Zwischen Kleiderständern und Booten ist ja viel Platz. Kommt da noch ein Bassin zum Probefahren?
Steinkuhl: Wir haben bewusst Platz gelassen – wegen Corona, und einige Boote rausgefahren. Normalerweise stehen hier deutlich mehr Boote drin, zum Beispiel unser aktuelles Aktionsboot für 7.999 Euro. Das ist das Susi-Sorglos-Paket. Das heißt: Boot auf Trailer, mit 15-PS-Motor, komplett konfiguriert und führerscheinfrei. Und, ganz wichtig, dazu ein angemeldeter und versicherter Anhänger. Sie kriegen ja als Endverbraucher bei den Zulassungsstellen zurzeit keinen Termin, um etwas anzumelden!
Sofort aufs Wasser
Steinkuhl: Da wir Teil der Kroschke-Holding sind, habe ich natürlich meinen Inhaber angerufen. Ich brauche sofort elf Anmeldungen für Anhänger und Boote. Und die sind hier, und Sie können sofort aufs Wasser. Das ist das Netzwerk. Das mache ich in vier Wochen wieder. Dann haben wir das neue Aktionsboot Ocean Bay 430 Open für 8.999 Euro, mit zusätzlichem Bimini, eingebautem Garmin Plotter und Elektropaket.

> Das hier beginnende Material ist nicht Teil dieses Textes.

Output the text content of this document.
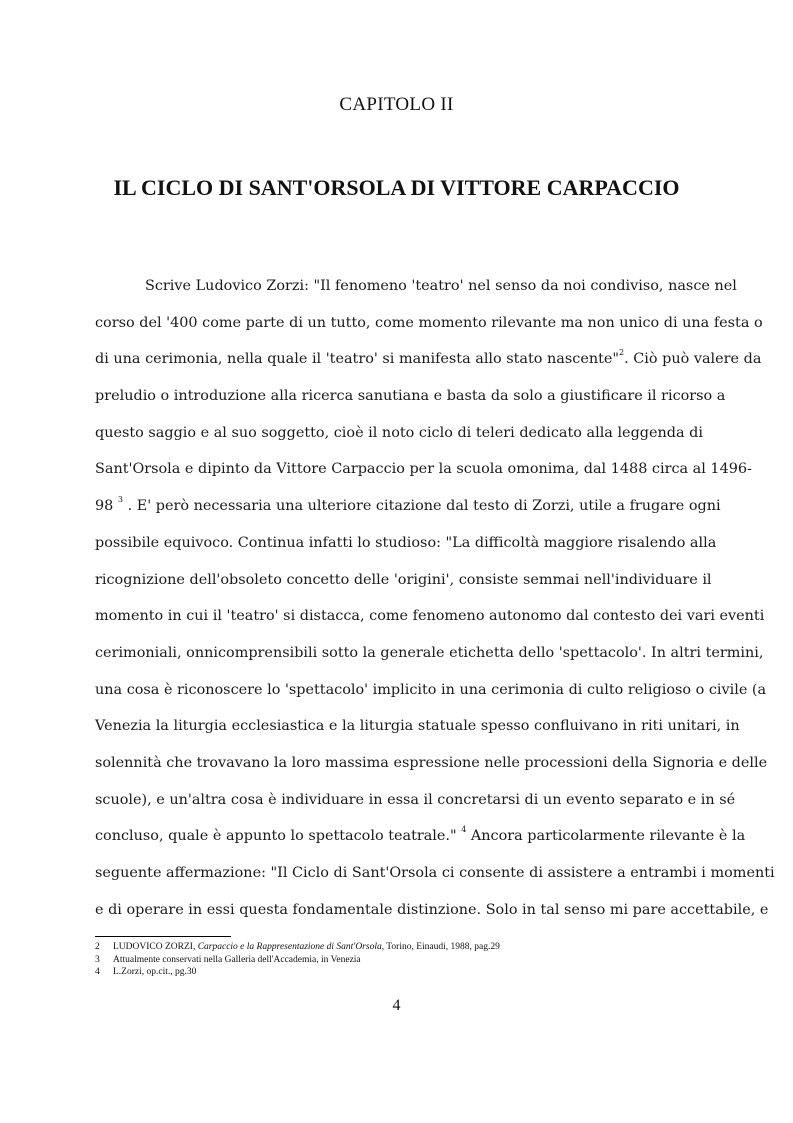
CAPITOLO II
IL CICLO DI SANT'ORSOLA DI VITTORE CARPACCIO
Scrive Ludovico Zorzi: "Il fenomeno 'teatro' nel senso da noi condiviso, nasce nel
corso del '400 come parte di un tutto, come momento rilevante ma non unico di una festa o
di una cerimonia, nella quale il 'teatro' si manifesta allo stato nascente"$^2$. Ciò può valere da
preludio o introduzione alla ricerca sanutiana e basta da solo a giustificare il ricorso a
questo saggio e al suo soggetto, cioè il noto ciclo di teleri dedicato alla leggenda di
Sant'Orsola e dipinto da Vittore Carpaccio per la scuola omonima, dal 1488 circa al 1496-
98 $^3$ . E' però necessaria una ulteriore citazione dal testo di Zorzi, utile a frugare ogni
possibile equivoco. Continua infatti lo studioso: "La difficoltà maggiore risalendo alla
ricognizione dell'obsoleto concetto delle 'origini', consiste semmai nell'individuare il
momento in cui il 'teatro' si distacca, come fenomeno autonomo dal contesto dei vari eventi
cerimoniali, onnicomprensibili sotto la generale etichetta dello 'spettacolo'. In altri termini,
una cosa è riconoscere lo 'spettacolo' implicito in una cerimonia di culto religioso o civile (a
Venezia la liturgia ecclesiastica e la liturgia statuale spesso confluivano in riti unitari, in
solennità che trovavano la loro massima espressione nelle processioni della Signoria e delle
scuole), e un'altra cosa è individuare in essa il concretarsi di un evento separato e in sé
concluso, quale è appunto lo spettacolo teatrale." $^4$ Ancora particolarmente rilevante è la
seguente affermazione: "Il Ciclo di Sant'Orsola ci consente di assistere a entrambi i momenti
e di operare in essi questa fondamentale distinzione. Solo in tal senso mi pare accettabile, e
2	LUDOVICO ZORZI, Carpaccio e la Rappresentazione di Sant'Orsola, Torino, Einaudi, 1988, pag.29
3	Attualmente conservati nella Galleria dell'Accademia, in Venezia
4	L.Zorzi, op.cit., pg.30
4
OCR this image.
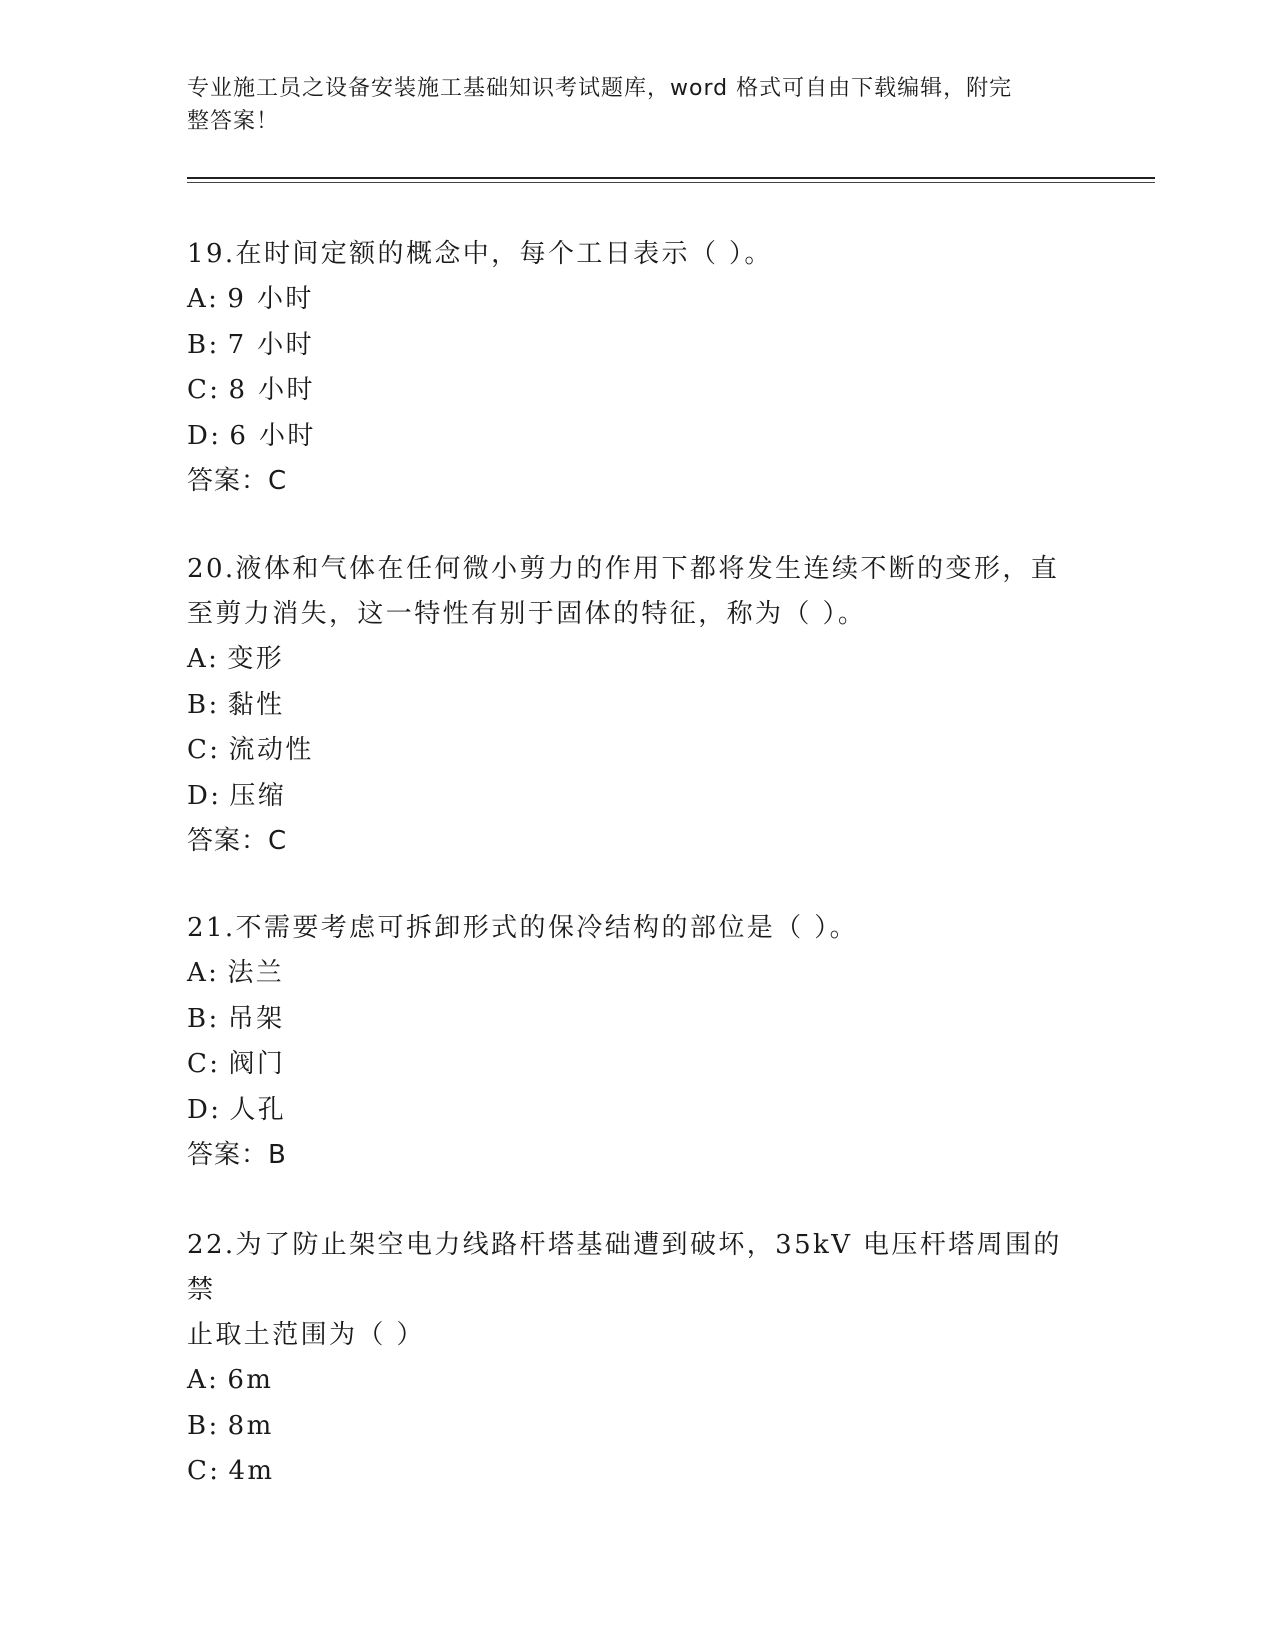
专业施工员之设备安装施工基础知识考试题库，word 格式可自由下载编辑，附完
整答案！
19.在时间定额的概念中，每个工日表示（ ）。
A: 9 小时
B: 7 小时
C: 8 小时
D: 6 小时
答案：C
20.液体和气体在任何微小剪力的作用下都将发生连续不断的变形，直
至剪力消失，这一特性有别于固体的特征，称为（ ）。
A: 变形
B: 黏性
C: 流动性
D: 压缩
答案：C
21.不需要考虑可拆卸形式的保冷结构的部位是（ ）。
A: 法兰
B: 吊架
C: 阀门
D: 人孔
答案：B
22.为了防止架空电力线路杆塔基础遭到破坏，35kV 电压杆塔周围的禁
止取土范围为（ ）
A: 6m
B: 8m
C: 4m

Käufer sind in der Regel Neueinsteiger für den Wassersport, die helfen der ganzen Branche, statten sich aus und kaufen Zubehör. Bei uns gibt’s Boote nur im Einstiegsbereich, also von 4,30 bis 7,50 Metern Länge, und alles trailerbar. Bei größeren Booten haben andere deutlich mehr Kompetenzen, das sind wir einfach nicht, das will ich auch gar nicht. Für uns ist das Boot ein Mittel zum Zweck.

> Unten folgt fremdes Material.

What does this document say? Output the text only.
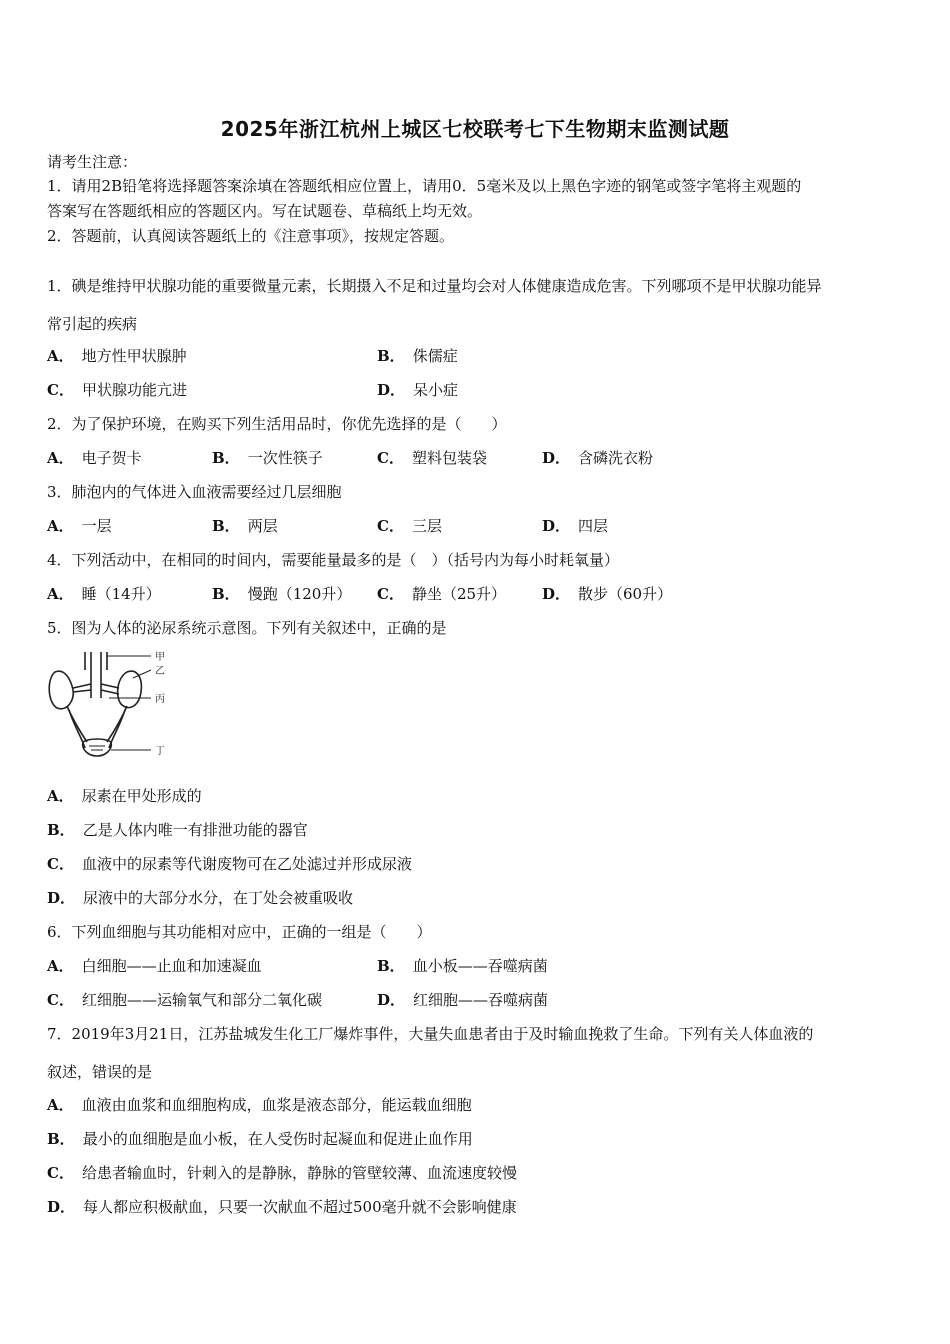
2025年浙江杭州上城区七校联考七下生物期末监测试题
请考生注意：
1．请用2B铅笔将选择题答案涂填在答题纸相应位置上，请用0．5毫米及以上黑色字迹的钢笔或签字笔将主观题的
答案写在答题纸相应的答题区内。写在试题卷、草稿纸上均无效。
2．答题前，认真阅读答题纸上的《注意事项》，按规定答题。
1．碘是维持甲状腺功能的重要微量元素，长期摄入不足和过量均会对人体健康造成危害。下列哪项不是甲状腺功能异
常引起的疾病
A． 地方性甲状腺肿	B． 侏儒症
C． 甲状腺功能亢进	D． 呆小症
2．为了保护环境，在购买下列生活用品时，你优先选择的是（　　）
A． 电子贺卡	B． 一次性筷子	C． 塑料包装袋	D． 含磷洗衣粉
3．肺泡内的气体进入血液需要经过几层细胞
A． 一层	B． 两层	C． 三层	D． 四层
4．下列活动中，在相同的时间内，需要能量最多的是（　）（括号内为每小时耗氧量）
A． 睡（14升）	B． 慢跑（120升） C． 静坐（25升） D． 散步（60升）
5．图为人体的泌尿系统示意图。下列有关叙述中，正确的是
甲
乙
丙
丁
A． 尿素在甲处形成的
B． 乙是人体内唯一有排泄功能的器官
C． 血液中的尿素等代谢废物可在乙处滤过并形成尿液
D． 尿液中的大部分水分，在丁处会被重吸收
6．下列血细胞与其功能相对应中，正确的一组是（　　）
A． 白细胞——止血和加速凝血	B． 血小板——吞噬病菌
C． 红细胞——运输氧气和部分二氧化碳	D． 红细胞——吞噬病菌
7．2019年3月21日，江苏盐城发生化工厂爆炸事件，大量失血患者由于及时输血挽救了生命。下列有关人体血液的
叙述，错误的是
A． 血液由血浆和血细胞构成，血浆是液态部分，能运载血细胞
B． 最小的血细胞是血小板，在人受伤时起凝血和促进止血作用
C． 给患者输血时，针刺入的是静脉，静脉的管壁较薄、血流速度较慢
D． 每人都应积极献血，只要一次献血不超过500毫升就不会影响健康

Corona hat Ihnen ja viel neues Publikum gebracht …
Steinkuhl: Ja, das muss ich offen sagen. Wir haben natürlich auch gelitten unter Corona. Wir hatten etwas über vier Monate unsere Geschäfte geschlossen. Dann kam im März 2020 die Hamburg Boat Show – ehemals Hanseboot – erstmalig unter der Flagge von AWN. Doch 24 Stunden später kommt die Polizei und schließt alles wegen Corona. Wir haben dann wieder die Öffnung erreicht, wegen unserer Systemrelevanz, das war nicht ganz einfach.
AWN durfte im Lockdown öffnen
Aber es hat nicht so viel genützt, weil die Kunden gar nicht gewusst haben, dass unsere Läden auf sind, weil alles andere geschlossen war. Und was hätte der Kunde auch machen können, beispielsweise mit zwölf Dosen Antifouling? Sie hätten es nur zu Hause lagern können, weil die Häfen alle geschlossen waren. Die Kunden kamen gar nicht zu ihren Booten. Das hat uns also doppelt getroffen. Doch Trübsal blasen ist keine Option, wir haben die Hebel auf den Tisch gelegt.